Quelques exemples ? ST Microelectronics (électronique), Technip (ingénierie), (biens d'équipements), Pernod Ricard (vins et spiritueux) et Michelin (pneumatiques) réalisent désormais plus de 90% de leurs ventes à l'étranger.

Des destructions de postes à la pelle

La France n'étant plus leur marché principal, ces entreprises ont plutôt tendance à détruire des emplois dans l'Hexagone. En 2015, Total, dont le résultat net a augmenté de 7% au premier semestre, a prévu de supprimer 2.000 postes. En mai, Schneider Electric a annoncé qu'il délocalisait la production des transformateurs de grande série en Pologne jusqu'ici fabriqués dans trois petites usines françaises. Au total, ce sont près d'une centaine d'emplois qui disparaissent. A Limoges, dans une autre usine du groupe, c'est une trentaine d'emplois qui sont menacés.

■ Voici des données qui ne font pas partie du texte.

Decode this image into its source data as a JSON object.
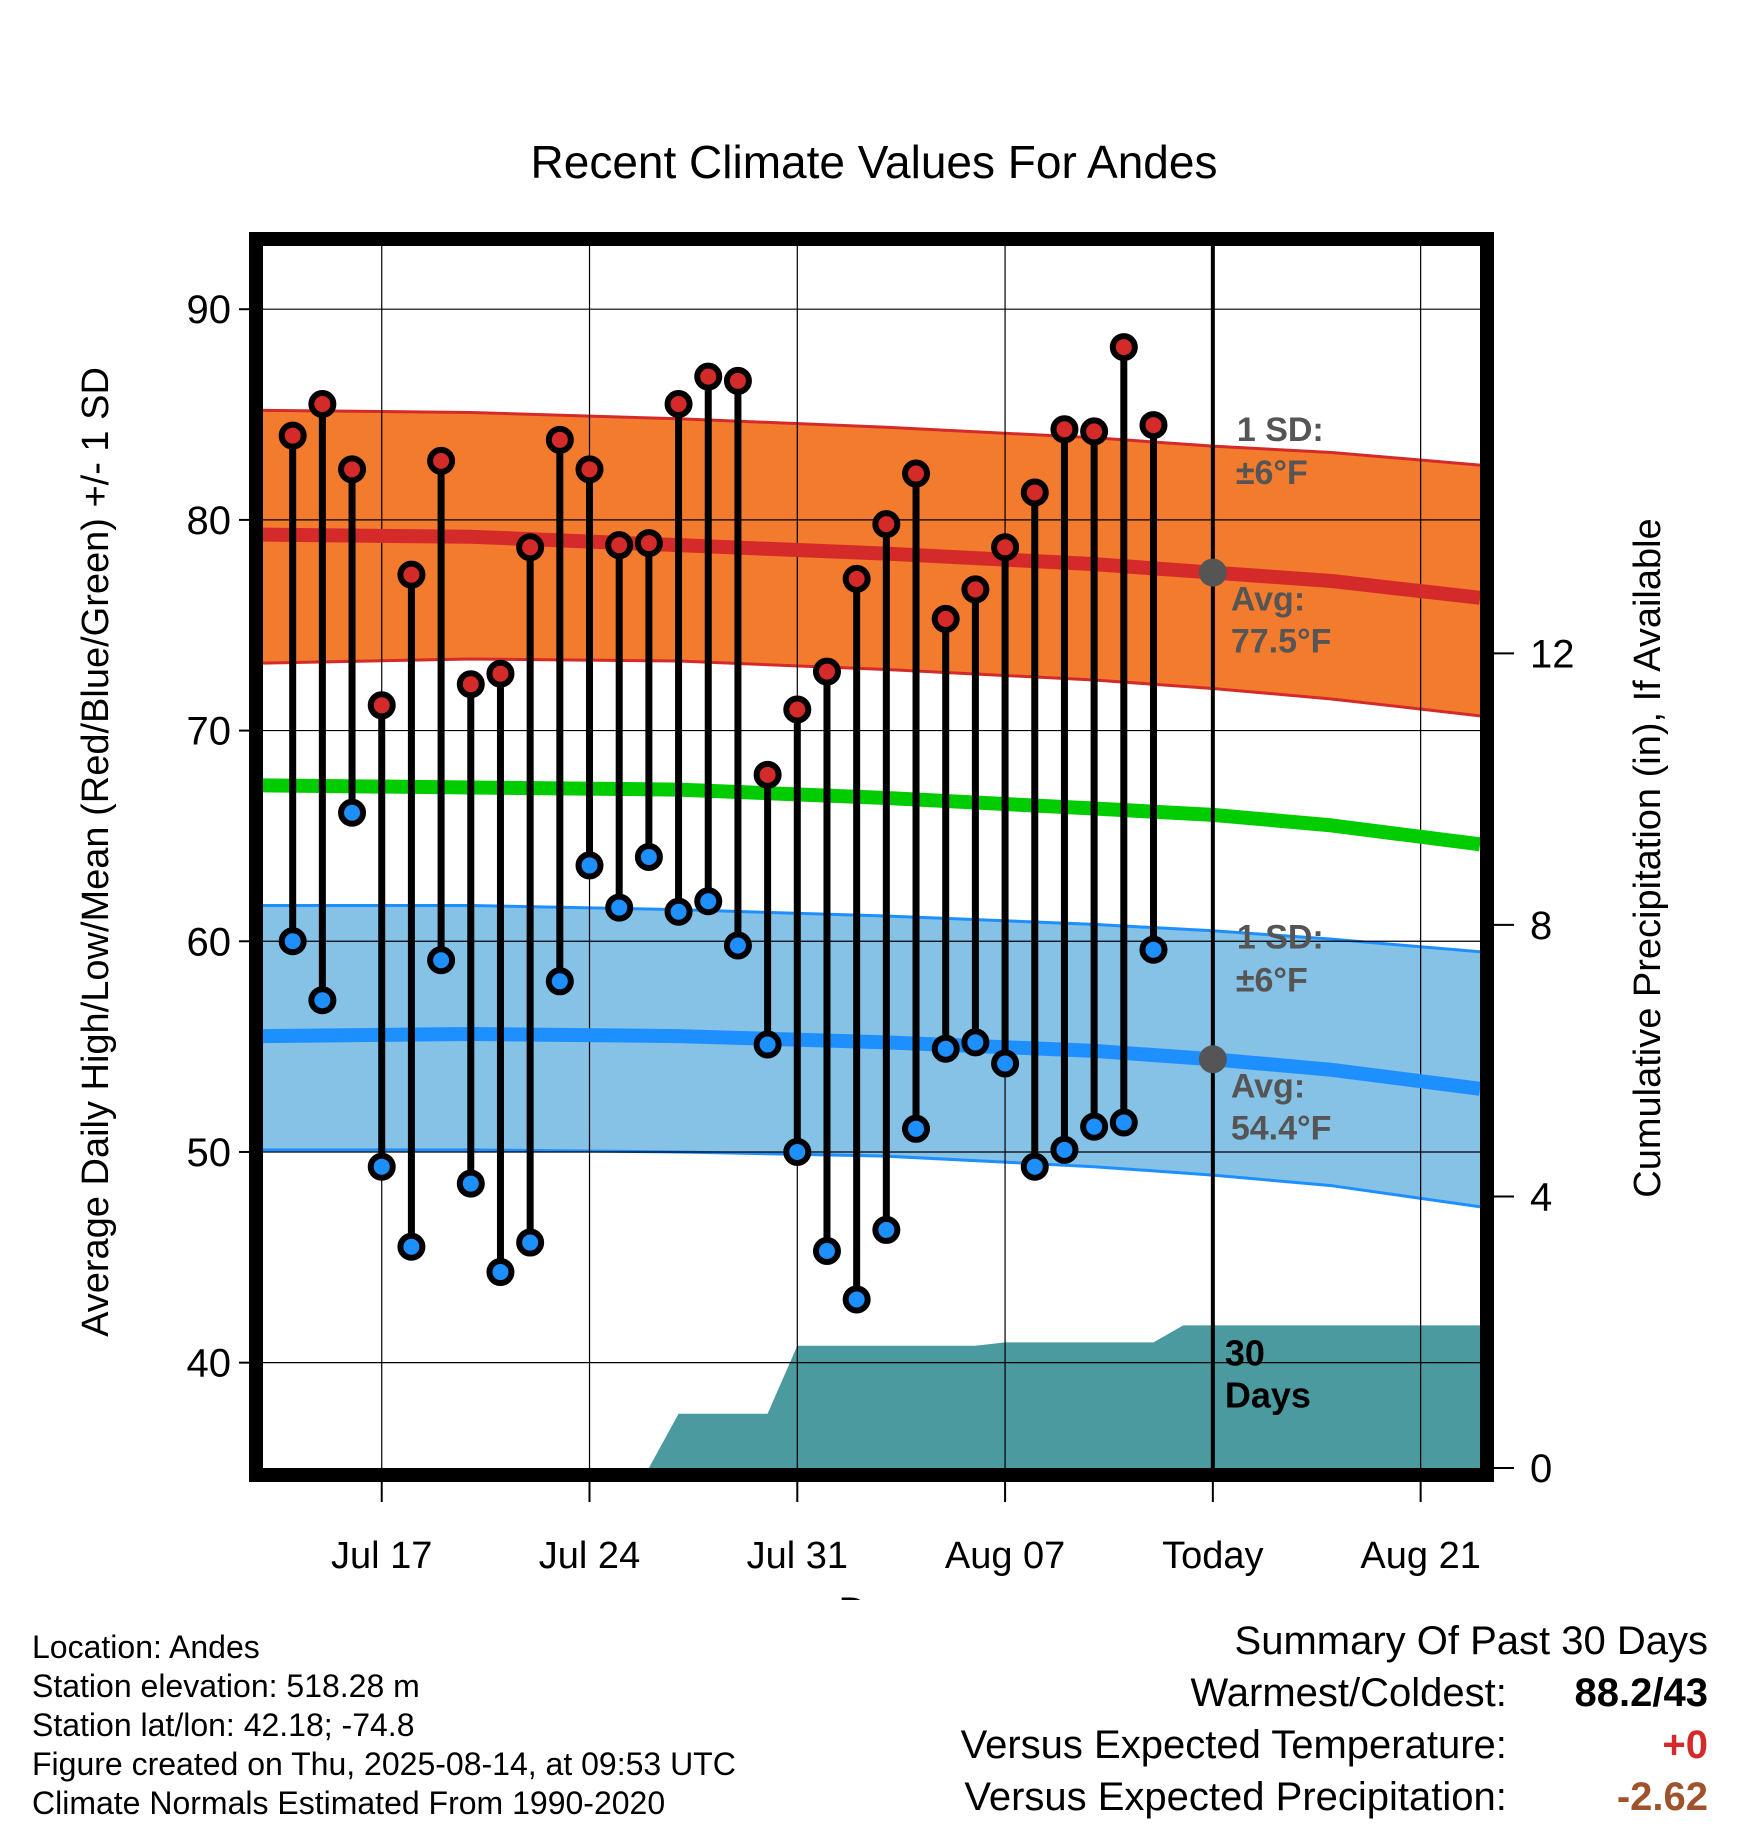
{
  "chart_data": {
    "type": "line",
    "title": "Recent Climate Values For Andes",
    "xlabel": "Day",
    "ylabel": "Average Daily High/Low/Mean (Red/Blue/Green) +/- 1 SD",
    "y2label": "Cumulative Precipitation (in), If Available",
    "ylim": [
      35,
      93
    ],
    "y2lim": [
      0,
      18
    ],
    "yticks": [
      "40",
      "50",
      "60",
      "70",
      "80",
      "90"
    ],
    "y2ticks": [
      "0",
      "4",
      "8",
      "12"
    ],
    "xticks": [
      {
        "label": "Jul 17",
        "day": "2025-07-17"
      },
      {
        "label": "Jul 24",
        "day": "2025-07-24"
      },
      {
        "label": "Jul 31",
        "day": "2025-07-31"
      },
      {
        "label": "Aug 07",
        "day": "2025-08-07"
      },
      {
        "label": "Today",
        "day": "2025-08-14"
      },
      {
        "label": "Aug 21",
        "day": "2025-08-21"
      }
    ],
    "xrange": [
      "2025-07-13",
      "2025-08-23"
    ],
    "grid": true,
    "today": "2025-08-14",
    "observed": {
      "dates": [
        "2025-07-14",
        "2025-07-15",
        "2025-07-16",
        "2025-07-17",
        "2025-07-18",
        "2025-07-19",
        "2025-07-20",
        "2025-07-21",
        "2025-07-22",
        "2025-07-23",
        "2025-07-24",
        "2025-07-25",
        "2025-07-26",
        "2025-07-27",
        "2025-07-28",
        "2025-07-29",
        "2025-07-30",
        "2025-07-31",
        "2025-08-01",
        "2025-08-02",
        "2025-08-03",
        "2025-08-04",
        "2025-08-05",
        "2025-08-06",
        "2025-08-07",
        "2025-08-08",
        "2025-08-09",
        "2025-08-10",
        "2025-08-11",
        "2025-08-12",
        "2025-08-13"
      ],
      "high": [
        84.0,
        85.5,
        82.4,
        71.2,
        77.4,
        82.8,
        72.2,
        72.7,
        78.7,
        83.8,
        82.4,
        78.8,
        78.9,
        85.5,
        86.8,
        86.6,
        67.9,
        71.0,
        72.8,
        77.2,
        79.8,
        82.2,
        75.3,
        76.7,
        78.7,
        81.3,
        84.3,
        84.2,
        88.2,
        84.5,
        null
      ],
      "low": [
        60.0,
        57.2,
        66.1,
        49.3,
        45.5,
        59.1,
        48.5,
        44.3,
        45.7,
        58.1,
        63.6,
        61.6,
        64.0,
        61.4,
        61.9,
        59.8,
        55.1,
        50.0,
        45.3,
        43.0,
        46.3,
        51.1,
        54.9,
        55.2,
        54.2,
        49.3,
        50.1,
        51.2,
        51.4,
        59.6,
        null
      ]
    },
    "normals": {
      "dates": [
        "2025-07-13",
        "2025-07-20",
        "2025-07-27",
        "2025-08-03",
        "2025-08-10",
        "2025-08-14",
        "2025-08-18",
        "2025-08-23"
      ],
      "high_mean": [
        79.3,
        79.2,
        78.8,
        78.4,
        77.9,
        77.5,
        77.1,
        76.3
      ],
      "high_sd_upper": [
        85.2,
        85.1,
        84.8,
        84.4,
        83.9,
        83.5,
        83.2,
        82.6
      ],
      "high_sd_lower": [
        73.2,
        73.4,
        73.3,
        72.9,
        72.4,
        72.0,
        71.5,
        70.7
      ],
      "low_mean": [
        55.5,
        55.6,
        55.5,
        55.2,
        54.8,
        54.4,
        53.9,
        53.0
      ],
      "low_sd_upper": [
        61.7,
        61.7,
        61.5,
        61.2,
        60.8,
        60.5,
        60.1,
        59.5
      ],
      "low_sd_lower": [
        50.1,
        50.1,
        50.0,
        49.8,
        49.3,
        48.9,
        48.4,
        47.4
      ],
      "mean": [
        67.4,
        67.3,
        67.2,
        66.8,
        66.3,
        66.0,
        65.5,
        64.6
      ]
    },
    "precipitation": {
      "dates": [
        "2025-07-13",
        "2025-07-26",
        "2025-07-27",
        "2025-07-30",
        "2025-07-31",
        "2025-08-06",
        "2025-08-07",
        "2025-08-12",
        "2025-08-13",
        "2025-08-23"
      ],
      "cumulative_in": [
        0,
        0,
        0.8,
        0.8,
        1.8,
        1.8,
        1.85,
        1.85,
        2.1,
        2.1
      ]
    },
    "annotations": {
      "high_sd_title": "1 SD:",
      "high_sd_value": "±6°F",
      "high_avg_title": "Avg:",
      "high_avg_value": "77.5°F",
      "low_sd_title": "1 SD:",
      "low_sd_value": "±6°F",
      "low_avg_title": "Avg:",
      "low_avg_value": "54.4°F",
      "precip_line1": "30",
      "precip_line2": "Days"
    },
    "colors": {
      "high_band": "#f37b2e",
      "high_line": "#d42a2a",
      "low_band": "#86c1e6",
      "low_line": "#1e8fff",
      "mean_line": "#00cc00",
      "precip": "#4a9aa0",
      "high_marker": "#d42a2a",
      "low_marker": "#1e8fff",
      "annotation": "#555555"
    }
  },
  "info": {
    "location": "Location: Andes",
    "elevation": "Station elevation: 518.28 m",
    "latlon": "Station lat/lon: 42.18; -74.8",
    "created": "Figure created on Thu, 2025-08-14, at 09:53 UTC",
    "normals": "Climate Normals Estimated From 1990-2020"
  },
  "summary": {
    "title": "Summary Of Past 30 Days",
    "warm_cold_label": "Warmest/Coldest:",
    "warm_cold_value": "88.2/43",
    "temp_label": "Versus Expected Temperature:",
    "temp_value": "+0",
    "temp_color": "#d42a2a",
    "precip_label": "Versus Expected Precipitation:",
    "precip_value": "-2.62",
    "precip_color": "#a0522d"
  }
}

Entre 2008 et 2013, Sanofi a supprimé 4000 emplois. En 2013, ce sont 700 postes qui ont été détruits dans l'usine Michelin de Joué-les-Tours. Cette année-là, ce sont autant d'emplois qui ont été supprimés chez Alcatel-Lucent. En 2013, toujours, Danone a supprimé 230 postes de cadres. Chez Lafarge, ce sont 200 emplois qui devraient être détruits cette année

Certes, des vagues d'embauche peuvent encore avoir lieu. Renault prévoit de recruter 2.000 personnes. Ces recrutement seront également répartis entre le siège et dans la force de vente. Mais quand Renault annonce la création de 2.000 emplois en France, après avoir réduit ses effectifs en France pendant des années, le constructeur automobile embauche 7.000 personnes dans son usine marocaine de Tanger. L'entreprise employait 76.000 personnes en France en 2005 contre 48.500 aujourd'hui...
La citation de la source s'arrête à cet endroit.